Nah bugger all.  Without getting the calipers out to check the actual measurements.  The rear of the mag that holds the round in was 10mm which hadn't changed on the used mags.  It was only towards the front, the new mag was 11.60ish and the old mags varied out to 12.10mm, so just a gentle tap with a soft head hammer to get them closer to spec.

A bit of a whack then measure, repeat till better or broken.  :Grin: 

To be perfectly honest, I haven't had any issues aside from the springs getting tired.  It was mainly because I'm doing a full maintenance check on the gun before France, otherwise I wouldn't have bothered.

----------


## R93

> Nah bugger all.  Without getting the calipers out to check the actual measurements.  The rear of the mag that holds the round in was 10mm which hadn't changed on the used mags.  It was only towards the front, the new mag was 11.60ish and the old mags varied out to 12.10mm, so just a gentle tap with a soft head hammer to get them closer to spec.
> 
> A bit of a whack then measure, repeat till better or broken. 
> 
> To be perfectly honest, I haven't had any issues aside from the springs getting tired.  It was mainly because I'm doing a full maintenance check on the gun before France, otherwise I wouldn't have bothered.


I would have rented ya out my shotty one😆

Cheers for that.

I will have a measure up when I get home but only one has given me issues.

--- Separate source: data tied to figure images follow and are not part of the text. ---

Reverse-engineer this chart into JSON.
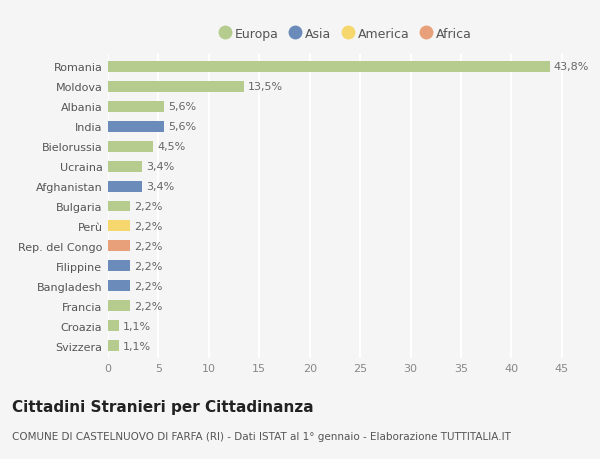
{
  "countries": [
    "Romania",
    "Moldova",
    "Albania",
    "India",
    "Bielorussia",
    "Ucraina",
    "Afghanistan",
    "Bulgaria",
    "Perù",
    "Rep. del Congo",
    "Filippine",
    "Bangladesh",
    "Francia",
    "Croazia",
    "Svizzera"
  ],
  "values": [
    43.8,
    13.5,
    5.6,
    5.6,
    4.5,
    3.4,
    3.4,
    2.2,
    2.2,
    2.2,
    2.2,
    2.2,
    2.2,
    1.1,
    1.1
  ],
  "labels": [
    "43,8%",
    "13,5%",
    "5,6%",
    "5,6%",
    "4,5%",
    "3,4%",
    "3,4%",
    "2,2%",
    "2,2%",
    "2,2%",
    "2,2%",
    "2,2%",
    "2,2%",
    "1,1%",
    "1,1%"
  ],
  "continents": [
    "Europa",
    "Europa",
    "Europa",
    "Asia",
    "Europa",
    "Europa",
    "Asia",
    "Europa",
    "America",
    "Africa",
    "Asia",
    "Asia",
    "Europa",
    "Europa",
    "Europa"
  ],
  "continent_colors": {
    "Europa": "#b5cc8e",
    "Asia": "#6b8cba",
    "America": "#f5d76e",
    "Africa": "#e8a07a"
  },
  "legend_order": [
    "Europa",
    "Asia",
    "America",
    "Africa"
  ],
  "title": "Cittadini Stranieri per Cittadinanza",
  "subtitle": "COMUNE DI CASTELNUOVO DI FARFA (RI) - Dati ISTAT al 1° gennaio - Elaborazione TUTTITALIA.IT",
  "xlim": [
    0,
    47
  ],
  "xticks": [
    0,
    5,
    10,
    15,
    20,
    25,
    30,
    35,
    40,
    45
  ],
  "background_color": "#f5f5f5",
  "grid_color": "#ffffff",
  "bar_height": 0.55,
  "title_fontsize": 11,
  "subtitle_fontsize": 7.5,
  "tick_fontsize": 8,
  "label_fontsize": 8,
  "legend_fontsize": 9
}
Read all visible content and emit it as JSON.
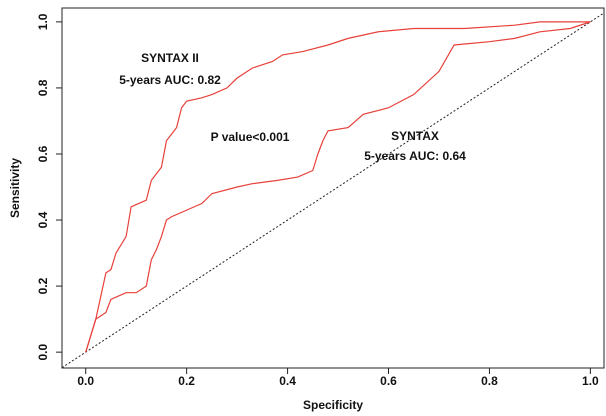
{
  "chart_data": {
    "type": "line",
    "x_label": "Specificity",
    "y_label": "Sensitivity",
    "xlim": [
      -0.047,
      1.027
    ],
    "ylim": [
      -0.048,
      1.042
    ],
    "xticks": [
      {
        "value": 0,
        "label": "0.0"
      },
      0.2,
      0.4,
      0.6,
      0.8,
      {
        "value": 1,
        "label": "1.0"
      }
    ],
    "yticks": [
      {
        "value": 0,
        "label": "0.0"
      },
      0.2,
      0.4,
      0.6,
      0.8,
      {
        "value": 1,
        "label": "1.0"
      }
    ],
    "reference_line": true,
    "annotation": "P value<0.001",
    "series": [
      {
        "name": "SYNTAX II",
        "auc_label": "5-years AUC: 0.82",
        "color": "#e8403a",
        "x": [
          0,
          0.01,
          0.02,
          0.03,
          0.04,
          0.05,
          0.06,
          0.08,
          0.09,
          0.12,
          0.13,
          0.15,
          0.16,
          0.18,
          0.19,
          0.2,
          0.23,
          0.25,
          0.28,
          0.3,
          0.33,
          0.37,
          0.39,
          0.43,
          0.48,
          0.52,
          0.58,
          0.65,
          0.75,
          0.85,
          0.9,
          1.0
        ],
        "values": [
          0,
          0.05,
          0.1,
          0.17,
          0.24,
          0.25,
          0.3,
          0.35,
          0.44,
          0.46,
          0.52,
          0.56,
          0.64,
          0.68,
          0.74,
          0.76,
          0.77,
          0.78,
          0.8,
          0.83,
          0.86,
          0.88,
          0.9,
          0.91,
          0.93,
          0.95,
          0.97,
          0.98,
          0.98,
          0.99,
          1.0,
          1.0
        ]
      },
      {
        "name": "SYNTAX",
        "auc_label": "5-years AUC: 0.64",
        "color": "#e8403a",
        "x": [
          0,
          0.01,
          0.02,
          0.04,
          0.05,
          0.08,
          0.1,
          0.12,
          0.13,
          0.14,
          0.15,
          0.16,
          0.17,
          0.2,
          0.23,
          0.25,
          0.3,
          0.33,
          0.38,
          0.42,
          0.45,
          0.46,
          0.47,
          0.48,
          0.52,
          0.55,
          0.6,
          0.65,
          0.7,
          0.73,
          0.8,
          0.85,
          0.9,
          0.96,
          1.0
        ],
        "values": [
          0,
          0.05,
          0.1,
          0.12,
          0.16,
          0.18,
          0.18,
          0.2,
          0.28,
          0.31,
          0.35,
          0.4,
          0.41,
          0.43,
          0.45,
          0.48,
          0.5,
          0.51,
          0.52,
          0.53,
          0.55,
          0.6,
          0.64,
          0.67,
          0.68,
          0.72,
          0.74,
          0.78,
          0.85,
          0.93,
          0.94,
          0.95,
          0.97,
          0.98,
          1.0
        ]
      }
    ]
  }
}
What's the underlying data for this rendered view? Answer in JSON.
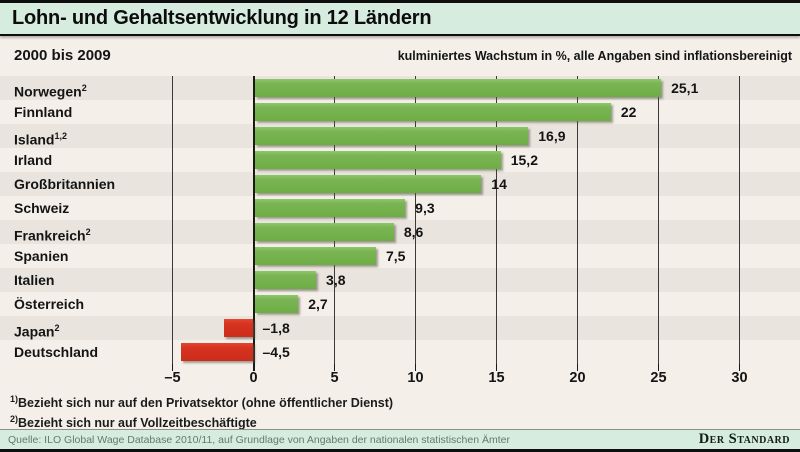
{
  "header": {
    "title": "Lohn- und Gehaltsentwicklung in 12 Ländern"
  },
  "subheader": {
    "period": "2000 bis 2009",
    "note": "kulminiertes Wachstum in %, alle Angaben sind inflationsbereinigt"
  },
  "chart_data": {
    "type": "bar",
    "orientation": "horizontal",
    "title": "Lohn- und Gehaltsentwicklung in 12 Ländern",
    "xlabel": "kulminiertes Wachstum in %",
    "categories": [
      "Norwegen",
      "Finnland",
      "Island",
      "Irland",
      "Großbritannien",
      "Schweiz",
      "Frankreich",
      "Spanien",
      "Italien",
      "Österreich",
      "Japan",
      "Deutschland"
    ],
    "category_footnote_sups": [
      "2",
      "",
      "1,2",
      "",
      "",
      "",
      "2",
      "",
      "",
      "",
      "2",
      ""
    ],
    "values": [
      25.1,
      22,
      16.9,
      15.2,
      14,
      9.3,
      8.6,
      7.5,
      3.8,
      2.7,
      -1.8,
      -4.5
    ],
    "value_labels": [
      "25,1",
      "22",
      "16,9",
      "15,2",
      "14",
      "9,3",
      "8,6",
      "7,5",
      "3,8",
      "2,7",
      "–1,8",
      "–4,5"
    ],
    "xlim": [
      -5,
      30
    ],
    "xticks": [
      -5,
      0,
      5,
      10,
      15,
      20,
      25,
      30
    ],
    "xtick_labels": [
      "–5",
      "0",
      "5",
      "10",
      "15",
      "20",
      "25",
      "30"
    ],
    "grid": true,
    "legend": "none",
    "zebra_rows": true
  },
  "footnotes": [
    {
      "marker": "1)",
      "text": "Bezieht sich nur auf den Privatsektor (ohne öffentlicher Dienst)"
    },
    {
      "marker": "2)",
      "text": "Bezieht sich nur auf Vollzeitbeschäftigte"
    }
  ],
  "footer": {
    "source": "Quelle: ILO Global Wage Database 2010/11, auf Grundlage von Angaben der nationalen statistischen Ämter",
    "brand": "Der Standard"
  },
  "colors": {
    "positive_bar": "#76b44e",
    "negative_bar": "#d63220",
    "mint_strip": "#d5ecdf",
    "background": "#f4f0e9",
    "row_stripe": "#e9e5de"
  }
}
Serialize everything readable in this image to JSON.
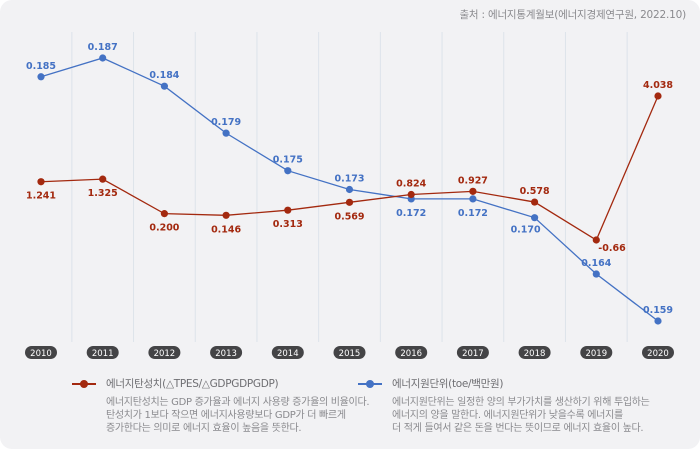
{
  "source": "출처 : 에너지통계월보(에너지경제연구원, 2022.10)",
  "colors": {
    "elasticity": "#a3290f",
    "intensity": "#4472c4",
    "background": "#f2f2f4",
    "year_pill": "#444446",
    "grid": "#dde3ea"
  },
  "chart_data": {
    "type": "line",
    "title": "",
    "xlabel": "",
    "ylabel": "",
    "x": [
      "2010",
      "2011",
      "2012",
      "2013",
      "2014",
      "2015",
      "2016",
      "2017",
      "2018",
      "2019",
      "2020"
    ],
    "grid": "vertical",
    "series": [
      {
        "name": "에너지원단위(toe/백만원)",
        "key": "intensity",
        "values": [
          0.185,
          0.187,
          0.184,
          0.179,
          0.175,
          0.173,
          0.172,
          0.172,
          0.17,
          0.164,
          0.159
        ],
        "labels": [
          "0.185",
          "0.187",
          "0.184",
          "0.179",
          "0.175",
          "0.173",
          "0.172",
          "0.172",
          "0.170",
          "0.164",
          "0.159"
        ],
        "label_pos": [
          "above",
          "above",
          "above",
          "above",
          "above",
          "above",
          "below",
          "below",
          "below-left",
          "above",
          "above"
        ],
        "range": [
          0.159,
          0.187
        ]
      },
      {
        "name": "에너지탄성치(△TPES/△GDPGDPGDP)",
        "key": "elasticity",
        "values": [
          1.241,
          1.325,
          0.2,
          0.146,
          0.313,
          0.569,
          0.824,
          0.927,
          0.578,
          -0.66,
          4.038
        ],
        "labels": [
          "1.241",
          "1.325",
          "0.200",
          "0.146",
          "0.313",
          "0.569",
          "0.824",
          "0.927",
          "0.578",
          "-0.66",
          "4.038"
        ],
        "label_pos": [
          "below",
          "below",
          "below",
          "below",
          "below",
          "below",
          "above",
          "above",
          "above",
          "below-right",
          "above"
        ],
        "range": [
          -0.66,
          4.038
        ]
      }
    ]
  },
  "legend": [
    {
      "key": "elasticity",
      "title": "에너지탄성치(△TPES/△GDPGDPGDP)",
      "description": [
        "에너지탄성치는 GDP 증가율과 에너지 사용량 증가율의 비율이다.",
        "탄성치가 1보다 작으면 에너지사용량보다 GDP가 더 빠르게",
        "증가한다는 의미로 에너지 효율이 높음을 뜻한다."
      ]
    },
    {
      "key": "intensity",
      "title": "에너지원단위(toe/백만원)",
      "description": [
        "에너지원단위는 일정한 양의 부가가치를 생산하기 위해 투입하는",
        "에너지의 양을 말한다. 에너지원단위가 낮을수록 에너지를",
        "더 적게 들여서 같은 돈을 번다는 뜻이므로 에너지 효율이 높다."
      ]
    }
  ]
}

Sent from my SM-G935F using Tapatalk

----------


## Ozzy

> I would have rented ya out my shotty one
> 
> Cheers for that.
> 
> I will have a measure up when I get home but only one has given me issues.
> 
> Sent from my SM-G935F using Tapatalk


Let me know when you have it in front of you and I'll give my mags a measure up to double check what it should be.  Those numbers quoted were from 2 days ago, they may or may not be correct, my memory can be rather porous.

----------


## R93

Will do. Not home for another couple weeks. 
Gunna burn some powder then.

Sent from my SM-G935F using Tapatalk

----------